Macromolecules, Vol.27, No.13, 3658-3665, 1994
Glass-Transition in Polymer Melts - Study of Chain-Length Effects by Monte-Carlo Simulation
This paper presents results of a Monte Carlo simulation for the glass transition in a three-dimensional polymer melt. The melt was simulated by the bond-fluctuation model on a simple cubic lattice, which was amended by a two-level Hamiltonian favoring long bonds in order to generate a competition between the energetic constraints and the density of the melt. The development of this competition during the cooling process makes the melt adopt configurations, from which it cannot easily relax, and thus facilitates the freezing of the melt in an amorphous structure, as soon as the internal relaxation times match the observation time of the simulation set by the cooling rate. How pronounced the effects of this competition are depends upon the chain length, whose influence on the vitrification process we want to study by monitoring various quantities that probe different length scales of a polymer, such as the mean bond length or the radius of gyration.

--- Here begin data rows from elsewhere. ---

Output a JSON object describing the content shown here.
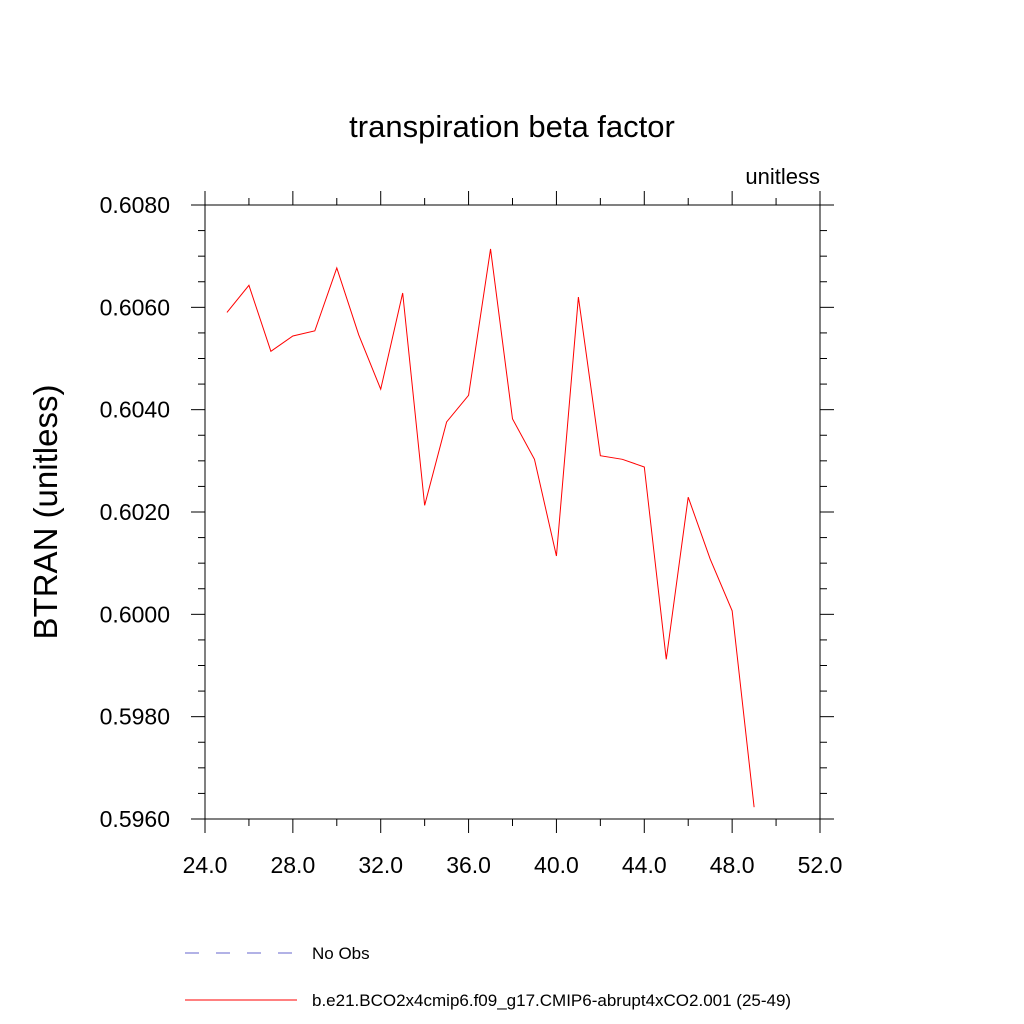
{
  "chart_data": {
    "type": "line",
    "title": "transpiration beta factor",
    "units_label": "unitless",
    "ylabel": "BTRAN  (unitless)",
    "xlabel": "",
    "xlim": [
      24.0,
      52.0
    ],
    "ylim": [
      0.596,
      0.608
    ],
    "x_ticks": [
      24,
      28,
      32,
      36,
      40,
      44,
      48,
      52
    ],
    "x_tick_labels": [
      "24.0",
      "28.0",
      "32.0",
      "36.0",
      "40.0",
      "44.0",
      "48.0",
      "52.0"
    ],
    "y_ticks": [
      0.596,
      0.598,
      0.6,
      0.602,
      0.604,
      0.606,
      0.608
    ],
    "y_tick_labels": [
      "0.5960",
      "0.5980",
      "0.6000",
      "0.6020",
      "0.6040",
      "0.6060",
      "0.6080"
    ],
    "grid": false,
    "series": [
      {
        "name": "b.e21.BCO2x4cmip6.f09_g17.CMIP6-abrupt4xCO2.001 (25-49)",
        "color": "#ff0000",
        "dash": "solid",
        "x": [
          25,
          26,
          27,
          28,
          29,
          30,
          31,
          32,
          33,
          34,
          35,
          36,
          37,
          38,
          39,
          40,
          41,
          42,
          43,
          44,
          45,
          46,
          47,
          48,
          49
        ],
        "values": [
          0.6059,
          0.60643,
          0.60514,
          0.60544,
          0.60554,
          0.60677,
          0.60546,
          0.6044,
          0.60628,
          0.60213,
          0.60376,
          0.60428,
          0.60714,
          0.60382,
          0.60303,
          0.60114,
          0.6062,
          0.6031,
          0.60303,
          0.60288,
          0.59912,
          0.60229,
          0.60108,
          0.60007,
          0.59623
        ]
      }
    ],
    "legend": {
      "placement": "bottom",
      "entries": [
        {
          "label": "No Obs",
          "color": "#6666cc",
          "dash": "dashed"
        },
        {
          "label": "b.e21.BCO2x4cmip6.f09_g17.CMIP6-abrupt4xCO2.001 (25-49)",
          "color": "#ff0000",
          "dash": "solid"
        }
      ]
    }
  }
}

As the melt vitrifies, these quantities gradually become independent of temperature, and their value at low temperatures is strongly influenced by the chain length. This influence qualitatively resembles that of a variation of the cooling rate. The larger the chain length (cooling rate), the faster the various quantities fall out of equilibrium, and the earlier the melt freezes on the corresponding length scale. It is thus possible to infer from these quantities the chain-length dependence of the glass transition temperature T(g). This analysis shows that T(g) approximately increases linearly with the inverse chain length.